Михаил Коцюбинский - Фата Моргана
— Нет и у меня. Пойду на неделе в город, так принесу. А ты заходи.
Прокоп обнимал взором Гафийку. Упругая, сильная, чистая — она сияла на солнце, как добрая пашня, как полный колос, а глаза у нее были глубокие и темные, как колодец.
Эти глаза его очаровывали. Прокоп вздохнул.
Но — вздыхай не вздыхай — иначе не будет.

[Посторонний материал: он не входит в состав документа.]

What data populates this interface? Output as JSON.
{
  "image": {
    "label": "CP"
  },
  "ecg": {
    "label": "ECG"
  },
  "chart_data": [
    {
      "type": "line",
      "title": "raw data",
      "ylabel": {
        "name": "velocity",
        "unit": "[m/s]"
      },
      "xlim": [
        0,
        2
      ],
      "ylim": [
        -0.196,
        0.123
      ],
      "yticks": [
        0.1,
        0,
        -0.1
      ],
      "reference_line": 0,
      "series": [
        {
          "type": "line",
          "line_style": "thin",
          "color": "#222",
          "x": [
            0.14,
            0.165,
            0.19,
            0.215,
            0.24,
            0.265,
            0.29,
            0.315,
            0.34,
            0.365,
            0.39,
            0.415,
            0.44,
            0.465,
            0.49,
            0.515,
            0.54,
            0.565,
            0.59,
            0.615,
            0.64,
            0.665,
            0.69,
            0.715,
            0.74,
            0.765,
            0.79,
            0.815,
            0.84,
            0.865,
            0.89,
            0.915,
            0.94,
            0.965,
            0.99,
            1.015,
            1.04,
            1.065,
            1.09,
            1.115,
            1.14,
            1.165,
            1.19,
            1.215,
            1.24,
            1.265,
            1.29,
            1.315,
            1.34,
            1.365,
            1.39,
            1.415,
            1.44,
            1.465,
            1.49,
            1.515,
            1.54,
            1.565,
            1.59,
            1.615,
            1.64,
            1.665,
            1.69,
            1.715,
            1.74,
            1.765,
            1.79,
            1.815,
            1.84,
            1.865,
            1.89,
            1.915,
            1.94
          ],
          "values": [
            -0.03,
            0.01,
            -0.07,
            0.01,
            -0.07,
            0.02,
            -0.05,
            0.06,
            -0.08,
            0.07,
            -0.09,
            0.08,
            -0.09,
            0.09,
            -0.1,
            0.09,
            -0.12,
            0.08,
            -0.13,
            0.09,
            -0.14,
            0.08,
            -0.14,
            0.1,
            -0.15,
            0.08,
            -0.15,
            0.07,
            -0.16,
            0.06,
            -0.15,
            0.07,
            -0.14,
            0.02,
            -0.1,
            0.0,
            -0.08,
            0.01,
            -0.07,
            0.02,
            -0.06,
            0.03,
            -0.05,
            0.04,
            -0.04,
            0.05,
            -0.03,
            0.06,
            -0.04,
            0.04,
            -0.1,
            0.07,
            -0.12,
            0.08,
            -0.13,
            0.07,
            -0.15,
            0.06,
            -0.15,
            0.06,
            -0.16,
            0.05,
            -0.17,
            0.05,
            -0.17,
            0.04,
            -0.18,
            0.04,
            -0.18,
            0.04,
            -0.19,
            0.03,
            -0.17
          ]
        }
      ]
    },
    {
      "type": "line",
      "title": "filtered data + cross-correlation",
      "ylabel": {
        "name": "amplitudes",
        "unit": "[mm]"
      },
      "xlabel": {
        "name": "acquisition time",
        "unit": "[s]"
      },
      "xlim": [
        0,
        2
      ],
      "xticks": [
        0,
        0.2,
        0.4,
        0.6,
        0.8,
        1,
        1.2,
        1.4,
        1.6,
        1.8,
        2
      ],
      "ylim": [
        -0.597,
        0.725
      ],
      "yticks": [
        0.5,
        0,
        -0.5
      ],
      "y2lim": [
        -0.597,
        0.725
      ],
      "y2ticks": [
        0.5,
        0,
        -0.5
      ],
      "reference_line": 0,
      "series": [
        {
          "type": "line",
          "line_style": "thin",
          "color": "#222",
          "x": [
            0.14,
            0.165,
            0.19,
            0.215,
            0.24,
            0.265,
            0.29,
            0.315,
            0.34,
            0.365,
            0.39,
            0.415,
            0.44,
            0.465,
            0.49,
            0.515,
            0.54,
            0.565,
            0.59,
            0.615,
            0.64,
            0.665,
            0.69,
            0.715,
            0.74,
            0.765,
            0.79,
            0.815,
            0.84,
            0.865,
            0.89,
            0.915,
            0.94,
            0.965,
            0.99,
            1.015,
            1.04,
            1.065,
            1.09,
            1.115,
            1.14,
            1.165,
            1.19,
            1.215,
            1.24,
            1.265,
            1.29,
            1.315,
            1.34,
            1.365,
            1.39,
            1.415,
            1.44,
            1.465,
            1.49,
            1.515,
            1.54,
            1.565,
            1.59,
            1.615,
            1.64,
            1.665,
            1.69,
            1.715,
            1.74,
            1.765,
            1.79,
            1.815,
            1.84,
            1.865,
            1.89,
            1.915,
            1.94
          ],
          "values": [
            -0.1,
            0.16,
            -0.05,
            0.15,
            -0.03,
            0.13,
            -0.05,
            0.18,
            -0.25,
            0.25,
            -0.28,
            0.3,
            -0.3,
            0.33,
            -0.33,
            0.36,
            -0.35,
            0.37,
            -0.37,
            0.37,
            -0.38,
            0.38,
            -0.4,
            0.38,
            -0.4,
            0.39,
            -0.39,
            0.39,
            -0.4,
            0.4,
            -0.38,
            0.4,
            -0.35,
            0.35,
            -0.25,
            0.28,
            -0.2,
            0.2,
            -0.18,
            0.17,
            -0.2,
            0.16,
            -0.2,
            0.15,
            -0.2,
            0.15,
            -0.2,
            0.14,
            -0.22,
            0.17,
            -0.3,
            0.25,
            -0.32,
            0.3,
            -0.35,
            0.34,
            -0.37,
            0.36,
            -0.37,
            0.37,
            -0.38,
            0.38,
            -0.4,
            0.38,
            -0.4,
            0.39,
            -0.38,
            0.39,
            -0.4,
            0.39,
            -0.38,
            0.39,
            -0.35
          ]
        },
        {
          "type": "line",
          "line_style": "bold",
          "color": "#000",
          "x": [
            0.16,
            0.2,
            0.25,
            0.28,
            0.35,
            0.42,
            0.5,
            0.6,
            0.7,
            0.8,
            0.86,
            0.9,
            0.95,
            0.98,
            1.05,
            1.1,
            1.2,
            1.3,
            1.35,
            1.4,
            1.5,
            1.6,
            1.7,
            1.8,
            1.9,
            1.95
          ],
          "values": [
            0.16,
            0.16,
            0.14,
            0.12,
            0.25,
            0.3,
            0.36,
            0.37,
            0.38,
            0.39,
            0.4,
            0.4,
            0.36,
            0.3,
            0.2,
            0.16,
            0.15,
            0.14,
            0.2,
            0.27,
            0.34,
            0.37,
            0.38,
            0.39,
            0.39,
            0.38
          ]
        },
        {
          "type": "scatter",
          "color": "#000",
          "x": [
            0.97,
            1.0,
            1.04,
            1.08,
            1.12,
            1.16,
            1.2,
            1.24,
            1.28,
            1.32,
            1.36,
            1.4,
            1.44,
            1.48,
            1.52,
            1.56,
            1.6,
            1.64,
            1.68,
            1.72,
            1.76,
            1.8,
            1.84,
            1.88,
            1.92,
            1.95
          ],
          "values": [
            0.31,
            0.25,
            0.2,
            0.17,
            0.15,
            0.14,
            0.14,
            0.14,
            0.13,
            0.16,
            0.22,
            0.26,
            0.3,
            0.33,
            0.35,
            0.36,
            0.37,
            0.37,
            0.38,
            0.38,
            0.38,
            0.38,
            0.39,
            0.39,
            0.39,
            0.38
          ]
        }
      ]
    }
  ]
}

Он хотел, по крайней мере, словом облегчить душу, подобно тому как туча жаждет пролиться дождем, и говорил, что своя неудача — пустое. Мирское горе велико. Он нагляделся на него. И дома и всюду. Везде бедные внизу, богатые наверху. В долине слезы, на вершинах издевательство. Люди в пыли, как спорыш придорожный, затоптаны сильным, богатым. И некому крикнуть: подымись, народ, протяни руку за своей правдой. Сам не возьмешь — никто не даст. Не народился еще, видно, тот, кого услышат. Надо иметь сильный голос, а что можем мы? И где наш голос? Только шепотом скажешь: вставай, Иван, умой лицо. Поднимись, Петр, нас больше будет. Хотя бы удалось это сделать — нескольких разбудить, а те уж других. Запеклась неправда в каждом сердце, прикоснись к болячке — и заноет.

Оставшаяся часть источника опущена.